Hot Off the Press: Aimee’s New Paper!

It’s unnaturally great ! Aimee Mattei (second from left above) has an exciting new paper published in Frontiers in Drug Discovery on Unnatural amino acids (UAA) which can be used in peptide therapeutics to improve the properties of the drug product. Her new paper describes an approach to using in silico tools to predict the immunogenic potential of UAA’s.

Aimee and the immuno-informatics team at EpiVax developed novel methods to estimate immunogenic risk for peptides containing UAA residues using existing in silico tools and provide some in vitro validation of the approach. We’re now incorporating common UAA into in silico immunogenicity prediction algorithms.

Read the Paper Here!

Basel and Biologics 

Sarah Moniz and I will be going to the Festival of Biologics in Basel, Switzerland this November! It’s a great opportunity to learn about the latest innovative developments in biologics from a world-wide cast of distinguished leaders in industry and academia.

And, of course, I get to give a talk on T cells! more specifically, when to use computational vaccinology tools in the course of vaccine development. There are many opportunities – in antigen selection, antigen immuno-engineering, and also for assessment of vaccines-vs-outbreak strains (take a look at the EpiCC tool in the iVAX toolkit). For more information on vaccine design tools, please link to our iVAX website.

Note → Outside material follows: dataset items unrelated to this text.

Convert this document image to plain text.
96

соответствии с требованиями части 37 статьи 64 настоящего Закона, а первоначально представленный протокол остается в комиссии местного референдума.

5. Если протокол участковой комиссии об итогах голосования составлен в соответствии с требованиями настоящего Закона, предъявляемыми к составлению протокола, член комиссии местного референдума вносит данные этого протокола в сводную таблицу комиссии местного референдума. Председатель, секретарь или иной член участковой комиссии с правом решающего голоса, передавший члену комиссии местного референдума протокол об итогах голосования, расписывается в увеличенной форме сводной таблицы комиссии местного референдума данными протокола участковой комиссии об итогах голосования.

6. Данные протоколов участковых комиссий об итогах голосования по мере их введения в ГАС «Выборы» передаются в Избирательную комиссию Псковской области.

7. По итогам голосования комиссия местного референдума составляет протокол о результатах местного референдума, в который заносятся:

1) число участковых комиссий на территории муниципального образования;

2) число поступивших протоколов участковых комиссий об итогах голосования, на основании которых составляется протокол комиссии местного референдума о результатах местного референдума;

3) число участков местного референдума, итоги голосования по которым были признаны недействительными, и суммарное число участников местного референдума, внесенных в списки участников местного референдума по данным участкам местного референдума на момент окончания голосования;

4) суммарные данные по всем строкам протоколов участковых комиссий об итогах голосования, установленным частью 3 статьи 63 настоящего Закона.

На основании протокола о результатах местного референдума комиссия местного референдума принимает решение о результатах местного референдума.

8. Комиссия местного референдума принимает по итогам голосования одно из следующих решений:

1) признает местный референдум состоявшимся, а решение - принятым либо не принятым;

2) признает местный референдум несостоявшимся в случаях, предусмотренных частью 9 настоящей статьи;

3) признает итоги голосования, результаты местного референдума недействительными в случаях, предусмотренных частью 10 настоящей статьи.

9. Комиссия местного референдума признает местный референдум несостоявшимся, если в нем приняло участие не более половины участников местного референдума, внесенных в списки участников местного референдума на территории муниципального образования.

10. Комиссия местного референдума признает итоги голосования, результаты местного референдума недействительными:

And then on to “The Venice of the North”

Next up, Katie and I will be flying to Amsterdam for EpiVax’s 2022 Immunogenicity & Tolerance SeminarThe Seminar has become a much-anticipated forum for sharing research and ideas it the Venn between immunogenicity and tolerance.  Mark your calendars for November 18th – if you wish you can register now!

Giving Back for #GIVING Tuesday

November 29th is #GivingTuesday and we want to contribute to your favorite charity! Crazy huh? Well, actually no, giving back is a tradition at EpiVax. Over the past 20 years, a significant portion of EpiVax’s revenue has been allocated to charitable foundations, directly (through donated time by employees or by our employee-led charitable giving committee (VaxGivesBack) and by matching employee donations. Now, we want to help you and your neighborhood! Do you have a local organization you support? Send us your donation record before December 31 and EpiVax will match your donations to double your impact.

Tregs in COVID? Who’d a Thunk It?

Just kidding, of course. We think about Tregs quite a bit, so it was natural for us to question if the presence of Tregs in SARS-CoV-2 proteins could be an explanation for why the virus is often so good at escaping the attention of our immune systems.

That line of questioning lead to exciting new research being produced by the EpiVax team. Using the iVAX immunoinformatic tools, we discovered a highly conserved, human-like T cell epitope in a non-structural protein of SARS-CoV-2 that resembled a human Treg found in immunoglobulin G (IgG). This novel finding sheds some light on the role of Tregs in COVID-19 and I certainly hope it will help vaccine designers engineer out pathogen-encoded human-like sequences that suppress the immune system.